Oddly, it is what strikes us the most today. Because he is “visual”, Hitchcock fundamentally remains a director of silent films, meaning that he considers all sounds to be equally artificial. He didn’t baulk at telling Truffaut: “Dialogue is a noise among other noises, a noise coming out of the mouths of characters whose actions and gazes tell a visual story.” This is what allowed him, in the context of the Hollywood cinema of the 1950s, to be – in his own way – a contemporary to the likes of Tati or Bresson who, in Europe, were asking – in their own way – the same questions.

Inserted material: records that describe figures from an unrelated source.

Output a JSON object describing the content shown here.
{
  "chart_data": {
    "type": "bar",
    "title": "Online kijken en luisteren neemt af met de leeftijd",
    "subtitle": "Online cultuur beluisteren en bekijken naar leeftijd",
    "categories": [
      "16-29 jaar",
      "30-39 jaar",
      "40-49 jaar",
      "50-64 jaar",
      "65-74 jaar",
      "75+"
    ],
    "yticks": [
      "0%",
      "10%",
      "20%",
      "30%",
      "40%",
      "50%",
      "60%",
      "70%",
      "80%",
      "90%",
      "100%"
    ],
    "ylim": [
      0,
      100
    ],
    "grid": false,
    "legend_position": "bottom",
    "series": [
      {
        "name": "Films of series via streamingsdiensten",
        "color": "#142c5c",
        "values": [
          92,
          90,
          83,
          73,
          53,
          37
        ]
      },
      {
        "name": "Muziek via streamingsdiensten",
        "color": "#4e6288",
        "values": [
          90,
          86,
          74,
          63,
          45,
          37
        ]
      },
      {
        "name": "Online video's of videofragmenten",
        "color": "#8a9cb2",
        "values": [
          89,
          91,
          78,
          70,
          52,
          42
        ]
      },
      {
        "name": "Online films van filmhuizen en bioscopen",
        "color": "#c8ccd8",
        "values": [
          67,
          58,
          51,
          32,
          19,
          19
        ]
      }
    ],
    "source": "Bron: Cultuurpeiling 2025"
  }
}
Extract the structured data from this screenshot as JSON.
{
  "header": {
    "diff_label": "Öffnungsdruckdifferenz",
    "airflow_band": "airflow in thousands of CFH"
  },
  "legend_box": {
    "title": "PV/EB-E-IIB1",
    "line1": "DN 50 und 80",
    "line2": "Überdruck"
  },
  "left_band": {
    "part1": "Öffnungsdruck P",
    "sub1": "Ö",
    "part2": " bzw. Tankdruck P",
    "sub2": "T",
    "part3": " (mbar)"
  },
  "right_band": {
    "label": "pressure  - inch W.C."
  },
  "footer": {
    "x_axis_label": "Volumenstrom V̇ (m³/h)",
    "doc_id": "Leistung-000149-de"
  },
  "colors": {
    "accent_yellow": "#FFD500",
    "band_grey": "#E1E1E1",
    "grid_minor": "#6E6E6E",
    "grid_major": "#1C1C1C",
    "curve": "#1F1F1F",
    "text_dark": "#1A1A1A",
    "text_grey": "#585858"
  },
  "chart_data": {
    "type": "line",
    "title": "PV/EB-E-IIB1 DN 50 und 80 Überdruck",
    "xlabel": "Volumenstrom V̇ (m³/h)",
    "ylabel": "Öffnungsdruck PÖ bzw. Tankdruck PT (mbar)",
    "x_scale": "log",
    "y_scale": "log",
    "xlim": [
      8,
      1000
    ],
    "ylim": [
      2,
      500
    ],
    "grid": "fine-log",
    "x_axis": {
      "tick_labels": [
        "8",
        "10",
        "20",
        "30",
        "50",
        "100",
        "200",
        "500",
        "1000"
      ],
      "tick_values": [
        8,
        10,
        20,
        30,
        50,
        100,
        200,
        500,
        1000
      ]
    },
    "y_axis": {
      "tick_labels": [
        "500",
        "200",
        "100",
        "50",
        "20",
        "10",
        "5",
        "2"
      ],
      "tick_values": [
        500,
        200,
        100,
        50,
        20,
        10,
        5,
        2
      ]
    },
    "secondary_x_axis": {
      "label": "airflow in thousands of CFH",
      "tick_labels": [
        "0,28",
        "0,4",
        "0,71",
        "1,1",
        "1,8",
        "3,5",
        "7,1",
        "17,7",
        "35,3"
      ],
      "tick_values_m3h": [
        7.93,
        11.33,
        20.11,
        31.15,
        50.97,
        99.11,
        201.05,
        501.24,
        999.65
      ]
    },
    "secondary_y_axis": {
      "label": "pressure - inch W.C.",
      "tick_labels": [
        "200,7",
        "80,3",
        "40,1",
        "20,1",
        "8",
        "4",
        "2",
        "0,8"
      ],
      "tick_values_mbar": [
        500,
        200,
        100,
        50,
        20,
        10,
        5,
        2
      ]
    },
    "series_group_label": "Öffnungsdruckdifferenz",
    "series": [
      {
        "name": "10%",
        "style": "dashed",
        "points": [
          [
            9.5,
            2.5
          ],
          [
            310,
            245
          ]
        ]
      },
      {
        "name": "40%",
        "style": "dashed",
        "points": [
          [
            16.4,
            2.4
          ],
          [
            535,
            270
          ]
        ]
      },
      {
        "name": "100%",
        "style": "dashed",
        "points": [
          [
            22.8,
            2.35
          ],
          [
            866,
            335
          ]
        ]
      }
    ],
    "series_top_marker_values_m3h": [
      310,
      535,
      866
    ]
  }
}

The courtyard that the window overlooks is above all a sound bath, saturated, urban, full of rumours and promiscuities, of warm air and shameful resonances. And through this magma of sound there is a little song pushing its way through – and on which in the end everything depends. Listen to Rear Window.
First published in
Libération on 8 February 1984 as “Cours des miracles” [the French title of the film is “Fenêtre sur cour”]. Reprinted in
Ciné Journal 1981-86, Cahiers du cinema, 1986.